Republicans are putting their feet down and refusing to throw another $50 billion into Detroit’s black hole. Democrats, meanwhile, don’t think they have the votes to ram the bailout home.
Has Bailout Nation finally drawn a line in the sand? We’re on the edge of our seats.
WSJ: The prospect of a government bailout of General Motors Corp. before the end of the year dimmed Thursday, with a leading Senate Democrat pointing to a lack of political will for a package and the top House Republican assailing the plans.
Senate Banking Committee Chairman Christopher Dodd said he knew of no Republicans who would support the Democrats’ $25 billion proposal and said he was disinclined to move a bill without bipartisan support.
“I’d want to be careful about bringing up a proposition that might fail,” given that a rescue plan would likely fare better under a President-elect Barack Obama administration, Sen.
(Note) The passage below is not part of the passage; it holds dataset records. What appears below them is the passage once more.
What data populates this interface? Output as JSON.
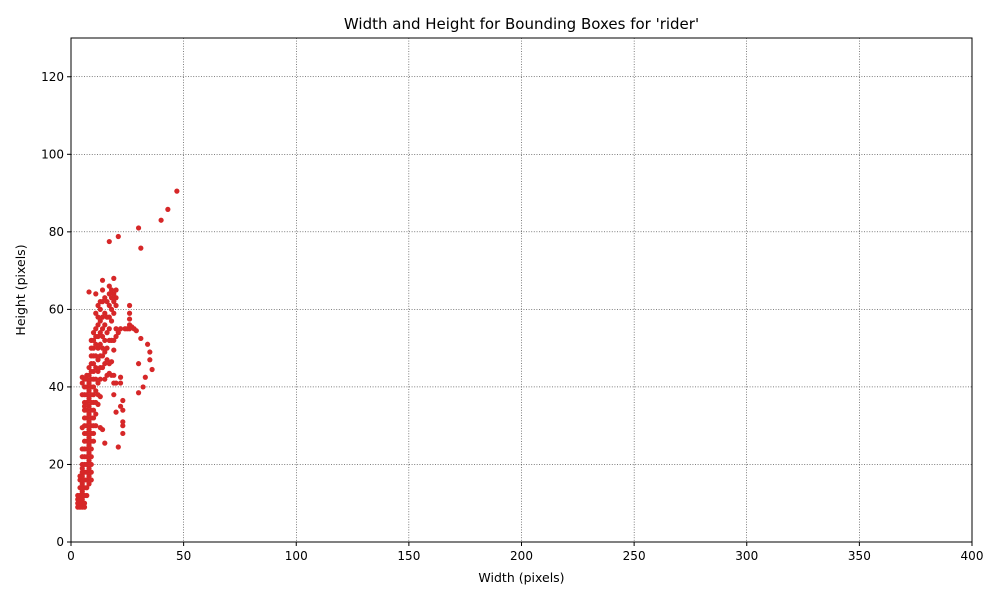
{
  "chart_data": {
    "type": "scatter",
    "title": "Width and Height for Bounding Boxes for 'rider'",
    "xlabel": "Width (pixels)",
    "ylabel": "Height (pixels)",
    "xlim": [
      0,
      400
    ],
    "ylim": [
      0,
      130
    ],
    "xticks": [
      "0",
      "50",
      "100",
      "150",
      "200",
      "250",
      "300",
      "350",
      "400"
    ],
    "yticks": [
      "0",
      "20",
      "40",
      "60",
      "80",
      "100",
      "120"
    ],
    "grid": true,
    "marker_color": "#d62728",
    "series": [
      {
        "points": [
          [
            3,
            9
          ],
          [
            3,
            10
          ],
          [
            3,
            11
          ],
          [
            3,
            12
          ],
          [
            4,
            9
          ],
          [
            4,
            10
          ],
          [
            4,
            11
          ],
          [
            4,
            12
          ],
          [
            4,
            14
          ],
          [
            4,
            16
          ],
          [
            4,
            17
          ],
          [
            5,
            9
          ],
          [
            5,
            10
          ],
          [
            5,
            11
          ],
          [
            5,
            12
          ],
          [
            5,
            13
          ],
          [
            5,
            14
          ],
          [
            5,
            15
          ],
          [
            5,
            16
          ],
          [
            5,
            17
          ],
          [
            5,
            18
          ],
          [
            5,
            19
          ],
          [
            5,
            20
          ],
          [
            5,
            22
          ],
          [
            5,
            24
          ],
          [
            5,
            29.5
          ],
          [
            5,
            38
          ],
          [
            5,
            41
          ],
          [
            5,
            42.5
          ],
          [
            6,
            9
          ],
          [
            6,
            10
          ],
          [
            6,
            12
          ],
          [
            6,
            14
          ],
          [
            6,
            16
          ],
          [
            6,
            18
          ],
          [
            6,
            20
          ],
          [
            6,
            22
          ],
          [
            6,
            24
          ],
          [
            6,
            26
          ],
          [
            6,
            28
          ],
          [
            6,
            30
          ],
          [
            6,
            32
          ],
          [
            6,
            34
          ],
          [
            6,
            35
          ],
          [
            6,
            36
          ],
          [
            6,
            38
          ],
          [
            6,
            40
          ],
          [
            6,
            42
          ],
          [
            7,
            12
          ],
          [
            7,
            14
          ],
          [
            7,
            16
          ],
          [
            7,
            18
          ],
          [
            7,
            20
          ],
          [
            7,
            22
          ],
          [
            7,
            24
          ],
          [
            7,
            26
          ],
          [
            7,
            28
          ],
          [
            7,
            30
          ],
          [
            7,
            32
          ],
          [
            7,
            34
          ],
          [
            7,
            36
          ],
          [
            7,
            38
          ],
          [
            7,
            40
          ],
          [
            7,
            42
          ],
          [
            7,
            43
          ],
          [
            8,
            15
          ],
          [
            8,
            17
          ],
          [
            8,
            19
          ],
          [
            8,
            21
          ],
          [
            8,
            23
          ],
          [
            8,
            25
          ],
          [
            8,
            27
          ],
          [
            8,
            29
          ],
          [
            8,
            31
          ],
          [
            8,
            33
          ],
          [
            8,
            35
          ],
          [
            8,
            37
          ],
          [
            8,
            39
          ],
          [
            8,
            41
          ],
          [
            8,
            43
          ],
          [
            8,
            45
          ],
          [
            8,
            64.5
          ],
          [
            9,
            16
          ],
          [
            9,
            18
          ],
          [
            9,
            20
          ],
          [
            9,
            22
          ],
          [
            9,
            24
          ],
          [
            9,
            26
          ],
          [
            9,
            28
          ],
          [
            9,
            30
          ],
          [
            9,
            32
          ],
          [
            9,
            34
          ],
          [
            9,
            36
          ],
          [
            9,
            38
          ],
          [
            9,
            40
          ],
          [
            9,
            42
          ],
          [
            9,
            44
          ],
          [
            9,
            46
          ],
          [
            9,
            48
          ],
          [
            9,
            50
          ],
          [
            9,
            52
          ],
          [
            10,
            26
          ],
          [
            10,
            28
          ],
          [
            10,
            30
          ],
          [
            10,
            32
          ],
          [
            10,
            34
          ],
          [
            10,
            36
          ],
          [
            10,
            38
          ],
          [
            10,
            40
          ],
          [
            10,
            42
          ],
          [
            10,
            44
          ],
          [
            10,
            46
          ],
          [
            10,
            48
          ],
          [
            10,
            50
          ],
          [
            10,
            52
          ],
          [
            10,
            54
          ],
          [
            11,
            30
          ],
          [
            11,
            33
          ],
          [
            11,
            36
          ],
          [
            11,
            39
          ],
          [
            11,
            42
          ],
          [
            11,
            45
          ],
          [
            11,
            48
          ],
          [
            11,
            51
          ],
          [
            11,
            53
          ],
          [
            11,
            55
          ],
          [
            11,
            59
          ],
          [
            11,
            64
          ],
          [
            12,
            35.5
          ],
          [
            12,
            38
          ],
          [
            12,
            41
          ],
          [
            12,
            44
          ],
          [
            12,
            47
          ],
          [
            12,
            50
          ],
          [
            12,
            53
          ],
          [
            12,
            56
          ],
          [
            12,
            58
          ],
          [
            12,
            61
          ],
          [
            13,
            29.5
          ],
          [
            13,
            37.5
          ],
          [
            13,
            42
          ],
          [
            13,
            45
          ],
          [
            13,
            48
          ],
          [
            13,
            51
          ],
          [
            13,
            54
          ],
          [
            13,
            57
          ],
          [
            13,
            60
          ],
          [
            13,
            62
          ],
          [
            14,
            29
          ],
          [
            14,
            45
          ],
          [
            14,
            48
          ],
          [
            14,
            50
          ],
          [
            14,
            53
          ],
          [
            14,
            55
          ],
          [
            14,
            58
          ],
          [
            14,
            62
          ],
          [
            14,
            65
          ],
          [
            14,
            67.5
          ],
          [
            15,
            25.5
          ],
          [
            15,
            42
          ],
          [
            15,
            46
          ],
          [
            15,
            49
          ],
          [
            15,
            52
          ],
          [
            15,
            56
          ],
          [
            15,
            59
          ],
          [
            15,
            63
          ],
          [
            16,
            43
          ],
          [
            16,
            47
          ],
          [
            16,
            50
          ],
          [
            16,
            54
          ],
          [
            16,
            58
          ],
          [
            16,
            62
          ],
          [
            17,
            43.5
          ],
          [
            17,
            46
          ],
          [
            17,
            52
          ],
          [
            17,
            55
          ],
          [
            17,
            58
          ],
          [
            17,
            61
          ],
          [
            17,
            64
          ],
          [
            17,
            66
          ],
          [
            17,
            77.5
          ],
          [
            18,
            43
          ],
          [
            18,
            46.5
          ],
          [
            18,
            52
          ],
          [
            18,
            57
          ],
          [
            18,
            60
          ],
          [
            18,
            63
          ],
          [
            18,
            65
          ],
          [
            19,
            38
          ],
          [
            19,
            41
          ],
          [
            19,
            43
          ],
          [
            19,
            49.5
          ],
          [
            19,
            52
          ],
          [
            19,
            59
          ],
          [
            19,
            62
          ],
          [
            19,
            64
          ],
          [
            19,
            68
          ],
          [
            20,
            33.5
          ],
          [
            20,
            41
          ],
          [
            20,
            53
          ],
          [
            20,
            55
          ],
          [
            20,
            61
          ],
          [
            20,
            63
          ],
          [
            20,
            65
          ],
          [
            21,
            24.5
          ],
          [
            21,
            54
          ],
          [
            21,
            78.8
          ],
          [
            22,
            35
          ],
          [
            22,
            41
          ],
          [
            22,
            42.5
          ],
          [
            22,
            55
          ],
          [
            23,
            28
          ],
          [
            23,
            30
          ],
          [
            23,
            31
          ],
          [
            23,
            34
          ],
          [
            23,
            36.5
          ],
          [
            24,
            55
          ],
          [
            25,
            55
          ],
          [
            26,
            55
          ],
          [
            26,
            56
          ],
          [
            26,
            57.5
          ],
          [
            26,
            59
          ],
          [
            26,
            61
          ],
          [
            27,
            55.5
          ],
          [
            28,
            55
          ],
          [
            29,
            54.5
          ],
          [
            30,
            38.5
          ],
          [
            30,
            46
          ],
          [
            30,
            81
          ],
          [
            31,
            52.5
          ],
          [
            31,
            75.8
          ],
          [
            32,
            40
          ],
          [
            33,
            42.5
          ],
          [
            34,
            51
          ],
          [
            35,
            49
          ],
          [
            35,
            47
          ],
          [
            36,
            44.5
          ],
          [
            40,
            83
          ],
          [
            43,
            85.8
          ],
          [
            47,
            90.5
          ]
        ]
      }
    ]
  }
}
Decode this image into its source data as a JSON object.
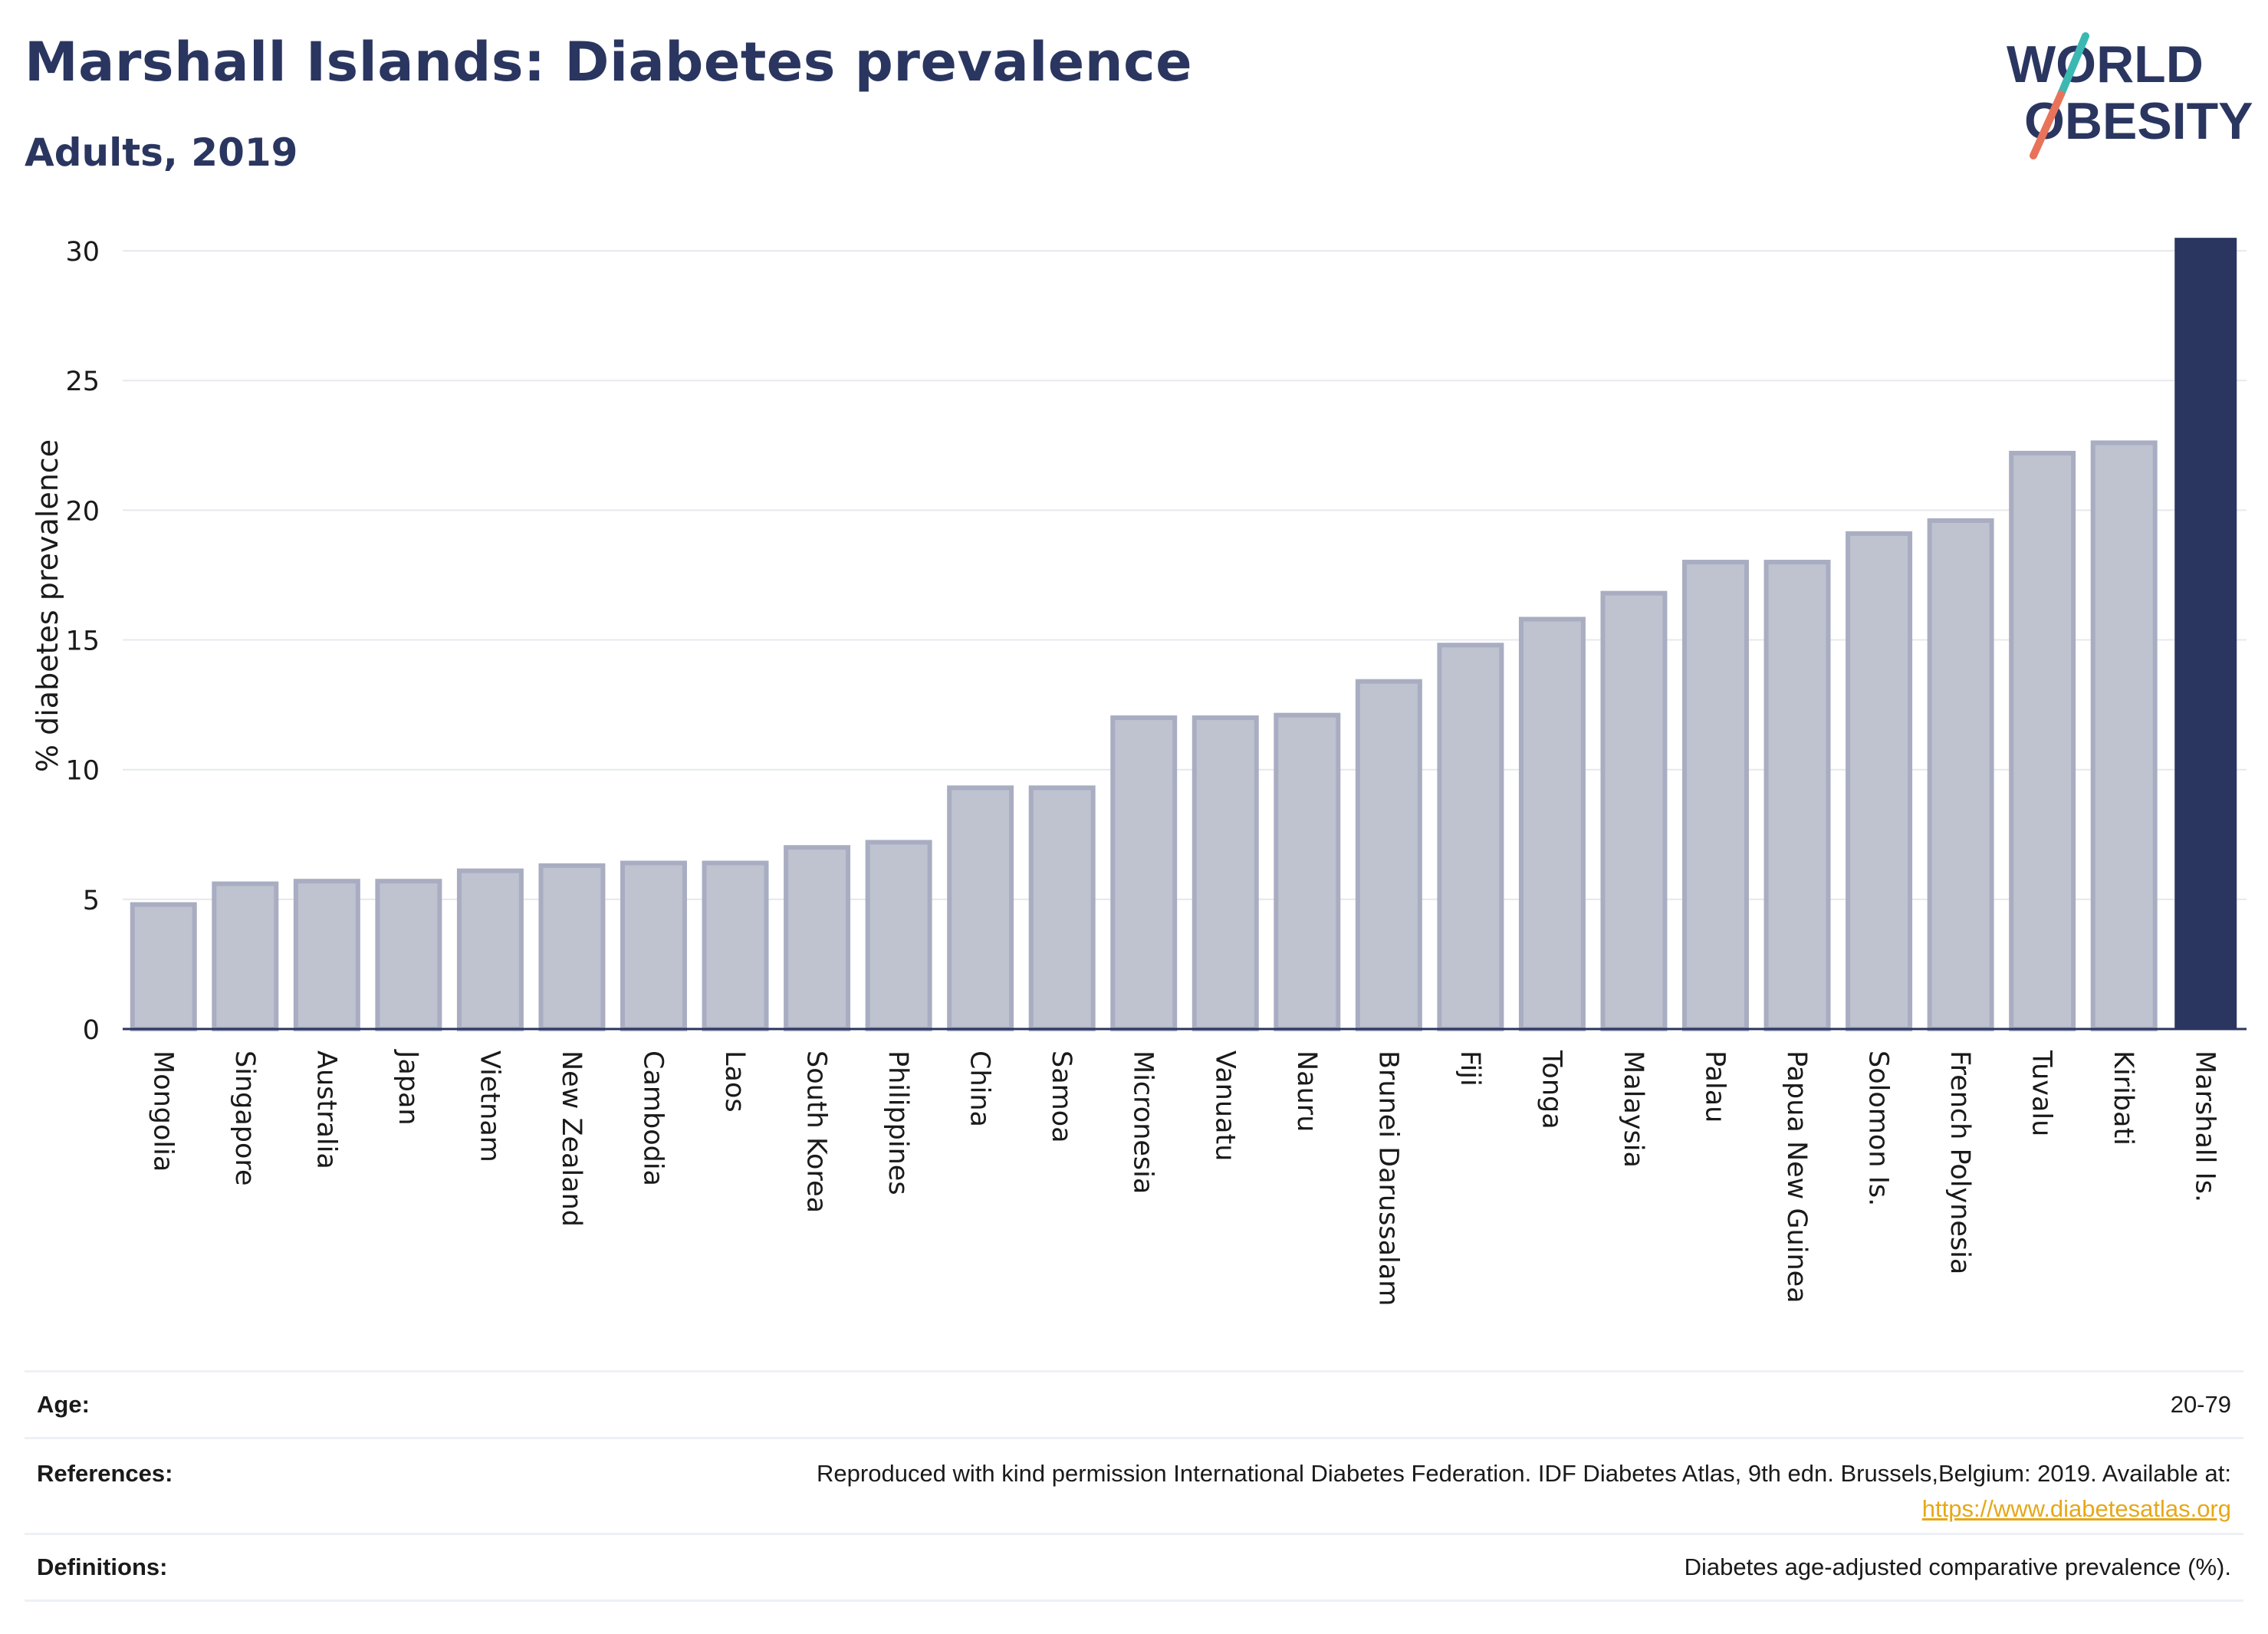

Dodd (D., Conn.) told reporters on Capitol Hill. “There’s some political considerations that need to be made over the next few days.”
Prominent Republicans have questioned bailing out Detroit’s long-struggling auto makers, and partisan differences threatened to derail the Democrats’ plans. House Minority Leader John Boehner of Ohio said Thursday that a multibillion-dollar rescue of Detroit auto makers would be “neither fair to taxpayers nor sound fiscal policy” without requiring dramatic reforms of the companies.
“What assurances will Democrats give taxpayers about their chances of getting their bailout money back?” Mr. Boehner asked in a statement, questioning why Democratic leaders haven’t insisted that auto makers produce a “credible plan to strengthen their financial health.”